L'agréable lumière de début d'été et l'ambiance festive qui nous accueillent aux portes du temple – où de nombreux paroissiens se préparent, glace en main, à visualiser paisiblement le concert sur l'écran géant disposé en plein air par l'organisation du festival, laissent place, une fois à l'intérieur, à une solennelle admiration face à l'architecture du bâtiment, ses magnifiques sculptures et vitraux. Les seize timbales alignées qui escortent le passage à l'entrée et l'imposante estrade inclinée destinée à accueillir les deux chœurs derrière l'orchestre laissent présager une soirée d'intenses ardeurs berlioziennes. L'entrée majestueuse des quatre groupes de cuivres, dont la spatialisation aux quatre coins de la salle était déjà prévue par Berlioz (en 1837), plonge l'auditoire dans un silence proche du recueillement face à l'imminence du spectacle colossal qui à lui s'offrira.

Et voici que sous la baguette précise de Gardiner les altos et les violons remplissent peu à peu l'espace hautement réverbérant avec leur timbre homogène au début du Requiem, dans un trait qui par son contour mystérieux, chromatique et ascendant, prépare les éclats tonitruants qui s'ensuivront. Mais le génie de Berlioz réside en grande partie dans son sens du drame et de l'orchestration qui en découle. Ainsi, chaque partie convoque l'effectif instrumental strictement nécessaire au propos poétique. Et ce propos est extrêmement varié. Une lourde peur face au jugement dernier semble s'installer dans le Kyrie. Les voix sont délicates et contenues dans l'imploration de la fin du mouvement où le recto tono lugubre des basses, qui revient, obsessionnel, tel une voix d'outre-tombe, est ponctué par des phrases descendantes exprimant douleur et résignation. Gardiner fait une lecture moins sombre du Dies Irae, grâce à un tempo plutôt allant et à une noblesse proche de l'héroïsme dans la déclamation du chœur. Le Tuba mirum laisse résonner puissammentla trompette du jugement final, incarnée par les quatre ensembles de cuivres spatialisés et le grondement tectonique des timbales. Malgré les évidents décalages, dus à l'éloignement entre les quatre groupes, le ciel semble s'ouvrir et le temps s'arrêter sous l'effet de cette musique exceptionnelle dont on peut sentir encore aujourd'hui l'étonnement qu'elle dut susciter dans des oreilles du XIXe siècle.

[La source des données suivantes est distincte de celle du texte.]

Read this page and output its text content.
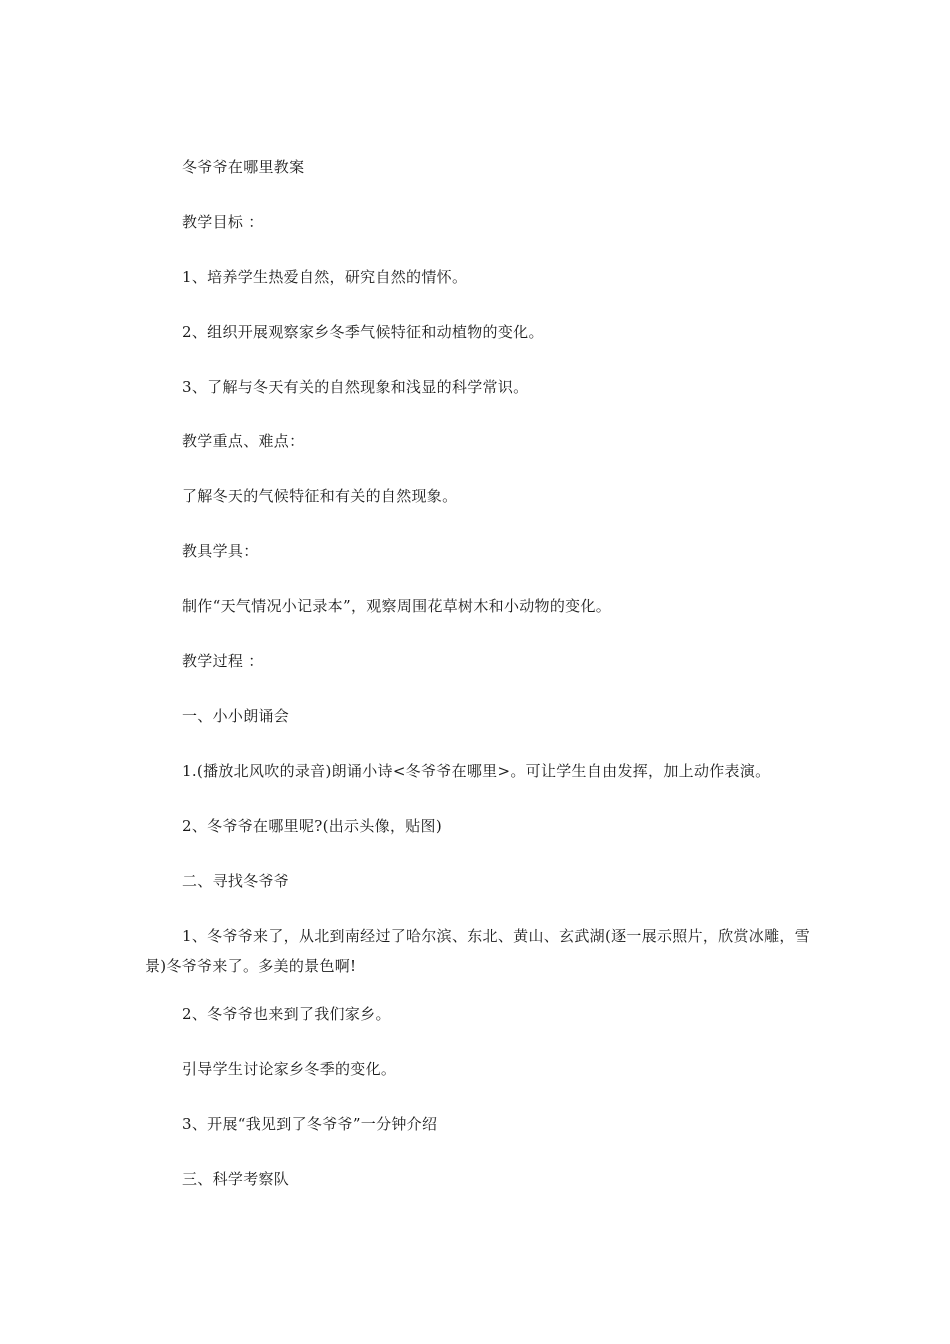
冬爷爷在哪里教案
教学目标 ：
1、培养学生热爱自然，研究自然的情怀。
2、组织开展观察家乡冬季气候特征和动植物的变化。
3、了解与冬天有关的自然现象和浅显的科学常识。
教学重点、难点：
了解冬天的气候特征和有关的自然现象。
教具学具：
制作“天气情况小记录本”，观察周围花草树木和小动物的变化。
教学过程 ：
一、小小朗诵会
1.(播放北风吹的录音)朗诵小诗<冬爷爷在哪里>。可让学生自由发挥，加上动作表演。
2、冬爷爷在哪里呢?(出示头像，贴图)
二、寻找冬爷爷
1、冬爷爷来了，从北到南经过了哈尔滨、东北、黄山、玄武湖(逐一展示照片，欣赏冰雕，雪景)冬爷爷来了。多美的景色啊!
2、冬爷爷也来到了我们家乡。
引导学生讨论家乡冬季的变化。
3、开展“我见到了冬爷爷”一分钟介绍
三、科学考察队
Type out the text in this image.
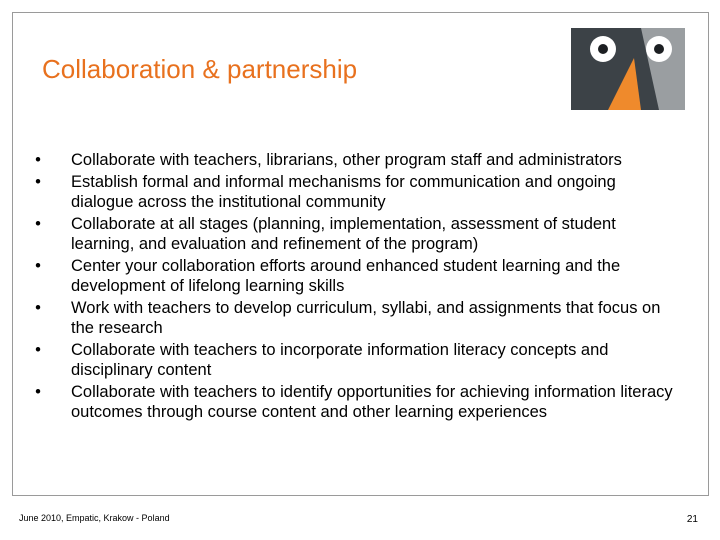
Collaboration & partnership
•	Collaborate with teachers, librarians, other program staff and administrators
•	Establish formal and informal mechanisms for communication and ongoing dialogue across the institutional community
•	Collaborate at all stages (planning, implementation, assessment of student learning, and evaluation and refinement of the program)
•	Center your collaboration efforts around enhanced student learning and the development of lifelong learning skills
•	Work with teachers to develop curriculum, syllabi, and assignments that focus on the research
•	Collaborate with teachers to incorporate information literacy concepts and disciplinary content
•	Collaborate with teachers to identify opportunities for achieving information literacy outcomes through course content and other learning experiences
June 2010, Empatic, Krakow - Poland	21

L'expression de l'immensité demeure présente dans le Rex tremendae, mais la peur s'apaise lentement vers la fin du mouvement où les cordes pianissimo ne vibrent que très discrètement. Quaerens me pour chœur a capella, que Gardiner dirige sans baguette, présente avec douceur l'espoir d'être parmi les pardonnés. Deux motifs principaux, l'un descendant et plaintif, l'autre rythmique et obsessionnel, se superposent dans une texture imitative que le chœur composite rend avec une grande transparence. Le Lacrimosa qui suit, opérant une augmentation progressive de la tension dramatique, est savamment conduit par Gardiner qui, malgré l'effort physique qu’induit le fait de diriger par une telle chaleur, ne claudique pas une seule mesure dans son soin du détail et dans la conduite expressive de chaque phrase.

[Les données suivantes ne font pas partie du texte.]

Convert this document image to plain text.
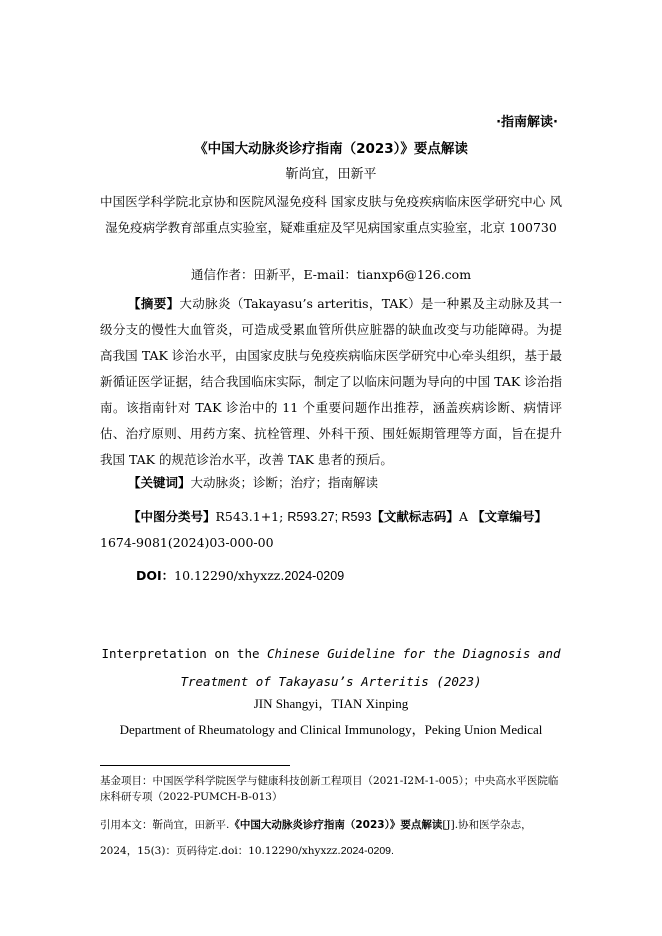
·指南解读·
《中国大动脉炎诊疗指南（2023）》要点解读
靳尚宜，田新平
中国医学科学院北京协和医院风湿免疫科 国家皮肤与免疫疾病临床医学研究中心 风湿免疫病学教育部重点实验室，疑难重症及罕见病国家重点实验室，北京 100730
通信作者：田新平，E-mail：tianxp6@126.com
【摘要】大动脉炎（Takayasu’s arteritis，TAK）是一种累及主动脉及其一级分支的慢性大血管炎，可造成受累血管所供应脏器的缺血改变与功能障碍。为提高我国 TAK 诊治水平，由国家皮肤与免疫疾病临床医学研究中心牵头组织，基于最新循证医学证据，结合我国临床实际，制定了以临床问题为导向的中国 TAK 诊治指南。该指南针对 TAK 诊治中的 11 个重要问题作出推荐，涵盖疾病诊断、病情评估、治疗原则、用药方案、抗栓管理、外科干预、围妊娠期管理等方面，旨在提升我国 TAK 的规范诊治水平，改善 TAK 患者的预后。
【关键词】大动脉炎；诊断；治疗；指南解读
【中图分类号】R543.1+1; R593.27; R593【文献标志码】A 【文章编号】1674-9081(2024)03-000-00
DOI：10.12290/xhyxzz.2024-0209
Interpretation on the Chinese Guideline for the Diagnosis and
Treatment of Takayasu’s Arteritis (2023)
JIN Shangyi，TIAN Xinping
Department of Rheumatology and Clinical Immunology，Peking Union Medical
基金项目：中国医学科学院医学与健康科技创新工程项目（2021-I2M-1-005）；中央高水平医院临床科研专项（2022-PUMCH-B-013）
引用本文：靳尚宜，田新平.《中国大动脉炎诊疗指南（2023）》要点解读[J].协和医学杂志，2024，15(3)：页码待定.doi：10.12290/xhyxzz.2024-0209.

L'irruption du ténor Michael Spyres, installé dans le buffet de l'orgue pour le Sanctus, donne les dernières lueurs d'héroïsme avant l'apaisement. D'une pureté admirable, directe et franche, presque cristalline, sa voix se projette sur l’auditoire et semble atteindre des hauteurs célestes, tout en restant douloureusement charnelle.

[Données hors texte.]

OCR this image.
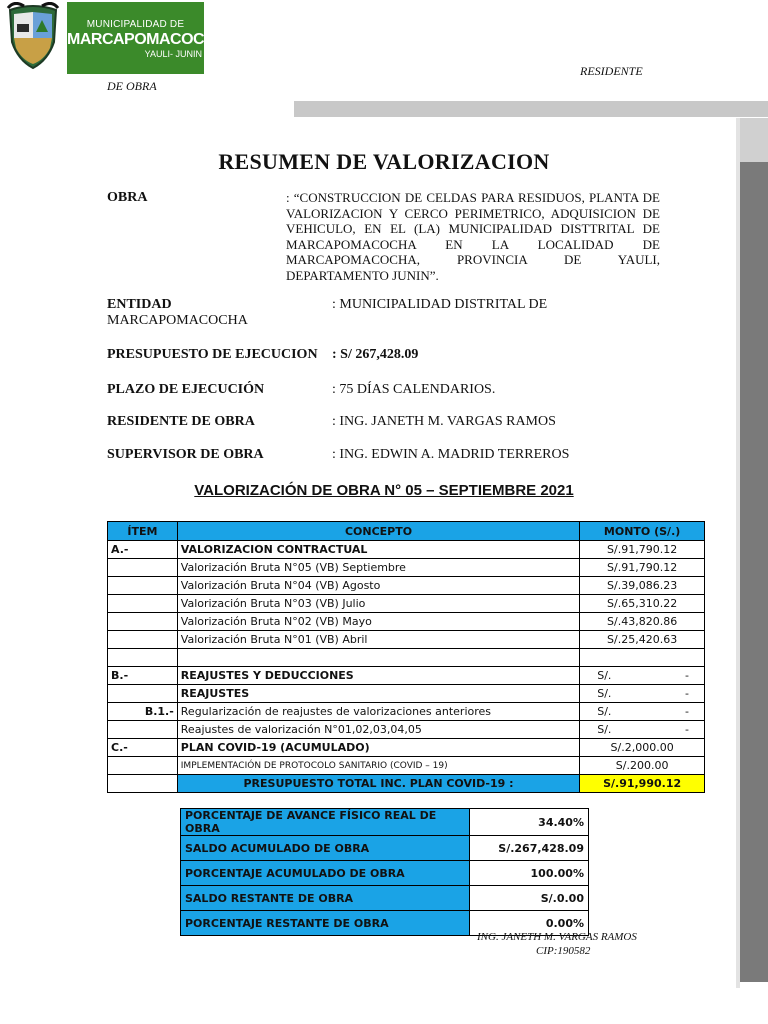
MUNICIPALIDAD DE
MARCAPOMACOCHA
YAULI- JUNIN
RESIDENTE
DE OBRA
RESUMEN DE VALORIZACION
OBRA	: “CONSTRUCCION DE CELDAS PARA RESIDUOS, PLANTA DE VALORIZACION Y CERCO PERIMETRICO, ADQUISICION DE VEHICULO, EN EL (LA) MUNICIPALIDAD DISTTRITAL DE MARCAPOMACOCHA EN LA LOCALIDAD DE MARCAPOMACOCHA, PROVINCIA DE YAULI, DEPARTAMENTO JUNIN”.
ENTIDAD	: MUNICIPALIDAD DISTRITAL DE
MARCAPOMACOCHA
PRESUPUESTO DE EJECUCION : S/ 267,428.09
PLAZO DE EJECUCIÓN	: 75 DÍAS CALENDARIOS.
RESIDENTE DE OBRA	: ING. JANETH M. VARGAS RAMOS
SUPERVISOR DE OBRA	: ING. EDWIN A. MADRID TERREROS
VALORIZACIÓN DE OBRA N° 05 – SEPTIEMBRE 2021
ÍTEM	CONCEPTO	MONTO (S/.)
A.-	VALORIZACION CONTRACTUAL	S/.91,790.12
	Valorización Bruta N°05 (VB) Septiembre	S/.91,790.12
	Valorización Bruta N°04 (VB) Agosto	S/.39,086.23
	Valorización Bruta N°03 (VB) Julio	S/.65,310.22
	Valorización Bruta N°02 (VB) Mayo	S/.43,820.86
	Valorización Bruta N°01 (VB) Abril	S/.25,420.63

B.-	REAJUSTES Y DEDUCCIONES	S/. -

	REAJUSTES	S/. -

B.1.-	Regularización de reajustes de valorizaciones anteriores	S/. -

	Reajustes de valorización N°01,02,03,04,05	S/. -

C.-	PLAN COVID-19 (ACUMULADO)	S/.2,000.00
	IMPLEMENTACIÓN DE PROTOCOLO SANITARIO (COVID – 19)	S/.200.00
	PRESUPUESTO TOTAL INC. PLAN COVID-19 :	S/.91,990.12
PORCENTAJE DE AVANCE FÍSICO REAL DE OBRA	34.40%
SALDO ACUMULADO DE OBRA	S/.267,428.09
PORCENTAJE ACUMULADO DE OBRA	100.00%
SALDO RESTANTE DE OBRA	S/.0.00
PORCENTAJE RESTANTE DE OBRA	0.00%
ING. JANETH M. VARGAS RAMOS
CIP:190582
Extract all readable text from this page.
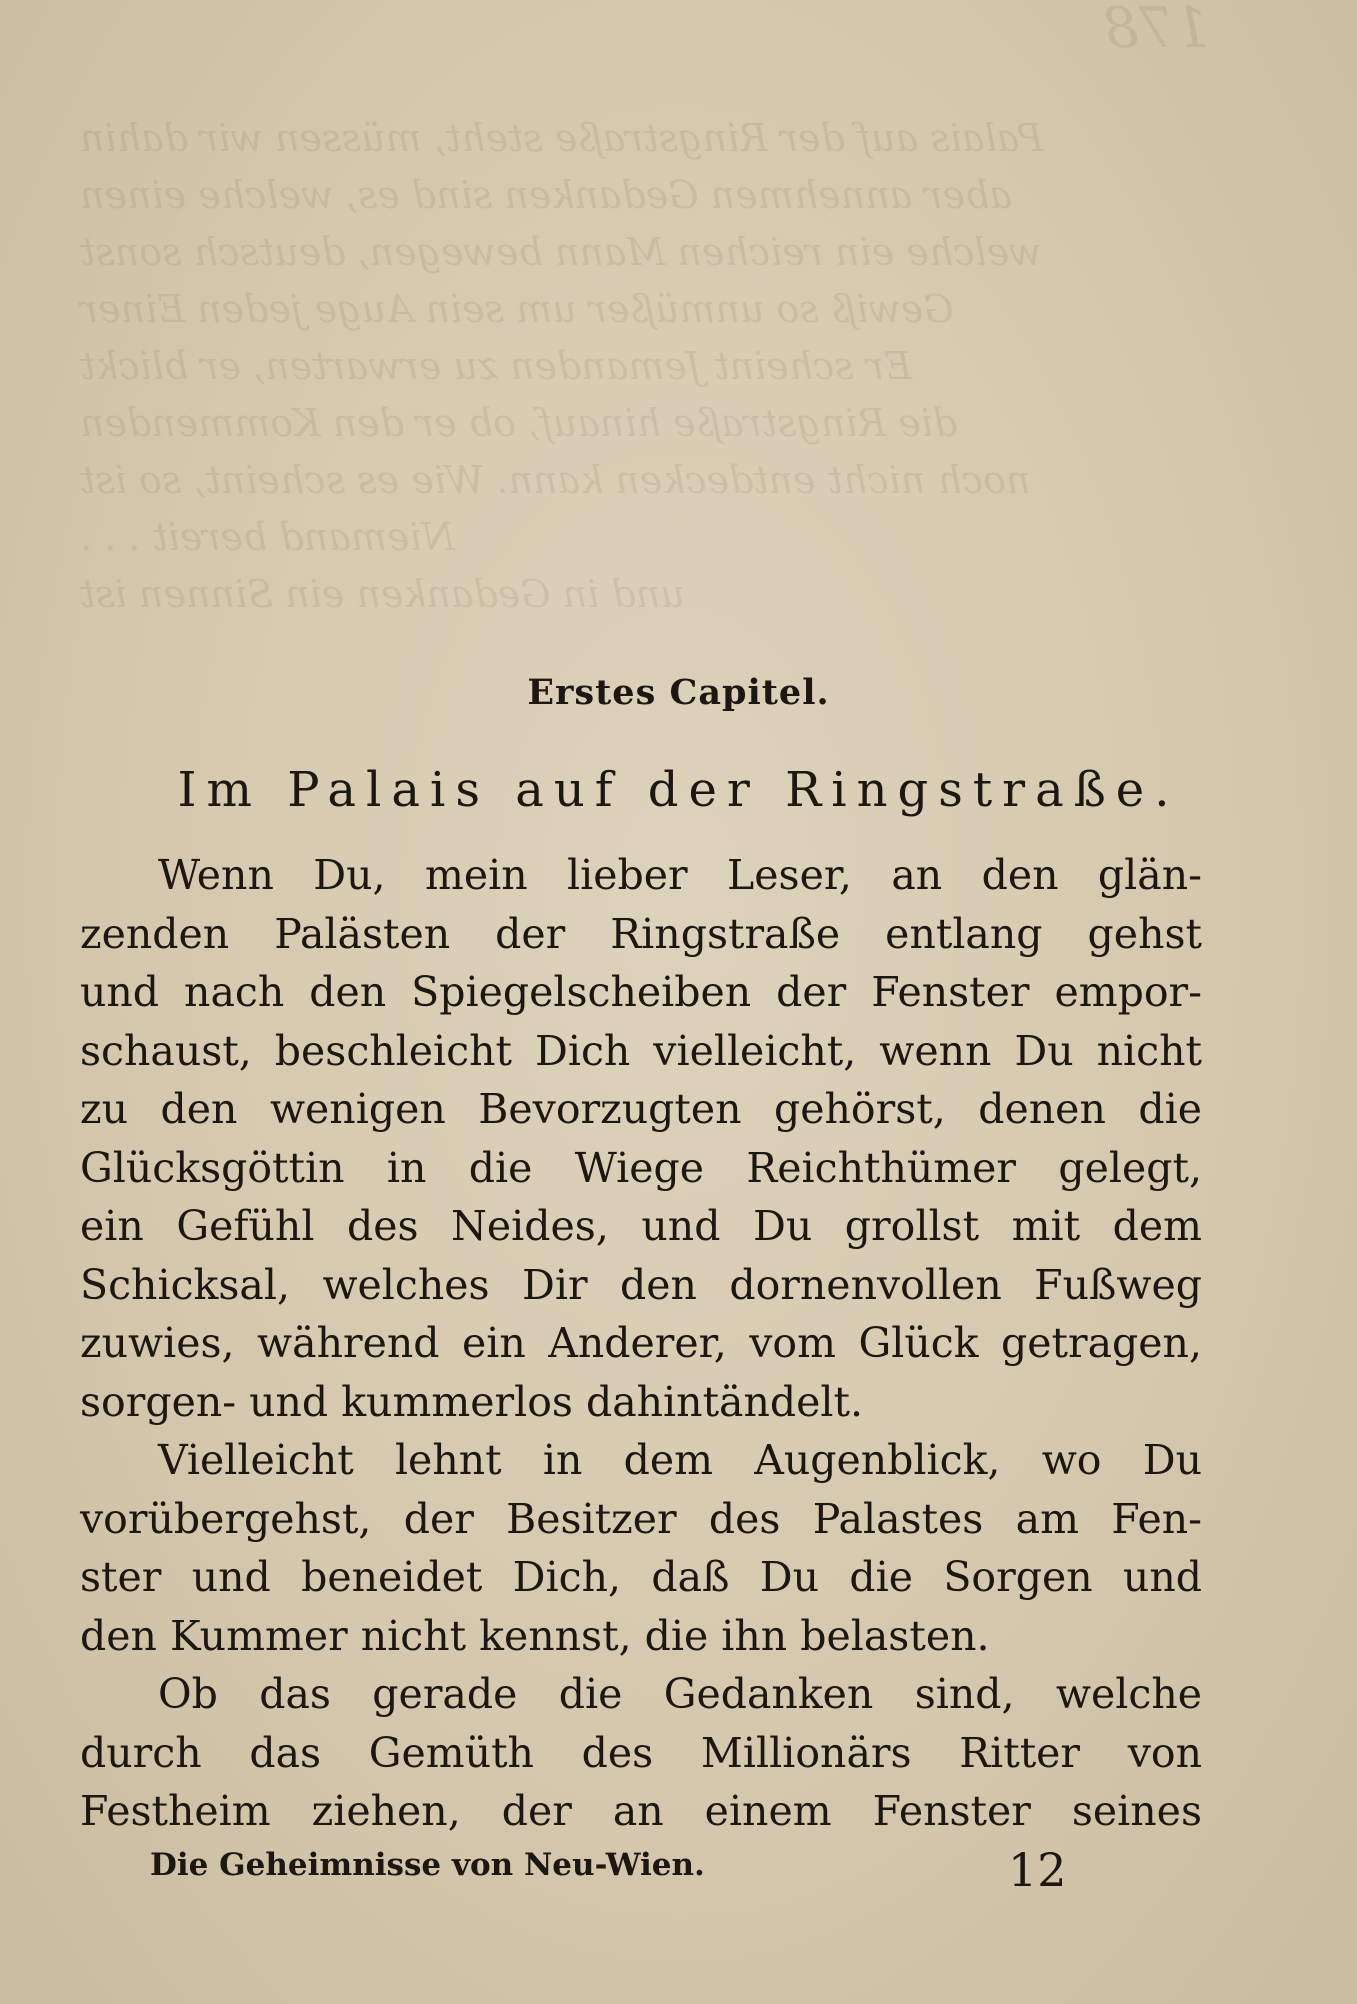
178
Palais auf der Ringstraße steht, müssen wir dahin
aber annehmen Gedanken sind es, welche einen
welche ein reichen Mann bewegen, deutsch sonst
Gewiß so unmüßer um sein Auge jeden Einer
Er scheint Jemanden zu erwarten, er blickt
die Ringstraße hinauf, ob er den Kommenden
noch nicht entdecken kann. Wie es scheint, so ist
Niemand bereit . . .
und in Gedanken ein Sinnen ist
Erstes Capitel.
Im Palais auf der Ringstraße.
Wenn Du, mein lieber Leser, an den glän-
zenden Palästen der Ringstraße entlang gehst
und nach den Spiegelscheiben der Fenster empor-
schaust, beschleicht Dich vielleicht, wenn Du nicht
zu den wenigen Bevorzugten gehörst, denen die
Glücksgöttin in die Wiege Reichthümer gelegt,
ein Gefühl des Neides, und Du grollst mit dem
Schicksal, welches Dir den dornenvollen Fußweg
zuwies, während ein Anderer, vom Glück getragen,
sorgen- und kummerlos dahintändelt.
Vielleicht lehnt in dem Augenblick, wo Du
vorübergehst, der Besitzer des Palastes am Fen-
ster und beneidet Dich, daß Du die Sorgen und
den Kummer nicht kennst, die ihn belasten.
Ob das gerade die Gedanken sind, welche
durch das Gemüth des Millionärs Ritter von
Festheim ziehen, der an einem Fenster seines
Die Geheimnisse von Neu-Wien.	12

Dans l'Agnus Dei, au caractère conclusif, les accords des bois sont homogènes et équilibrés, l'orchestre entier sonnant comme un seul instrument colossal. Le chœur s'apaise progressivement jusqu'à la piété lumineuse et calme de l’ultime pianissimo.

Dans cette interprétation puissante et engagée, l'orchestre et les chœurs répondent attentivement aux détails demandés par John Elliott Gardiner qui prend des risques à chaque mesure pour pousser l'expression au niveau d'excellence. Quelle merveilleuse manière de fermer cette édition du Festival Saint-Denis qui, depuis trente-neuf ans, s'impose comme station de départ dans la saison estivale des mélomanes ! Avec ses créations, ses invités d’exception et ses emplacements empreints d'Histoire, la manifestation est un rendez-vous annuel à ne pas manquer.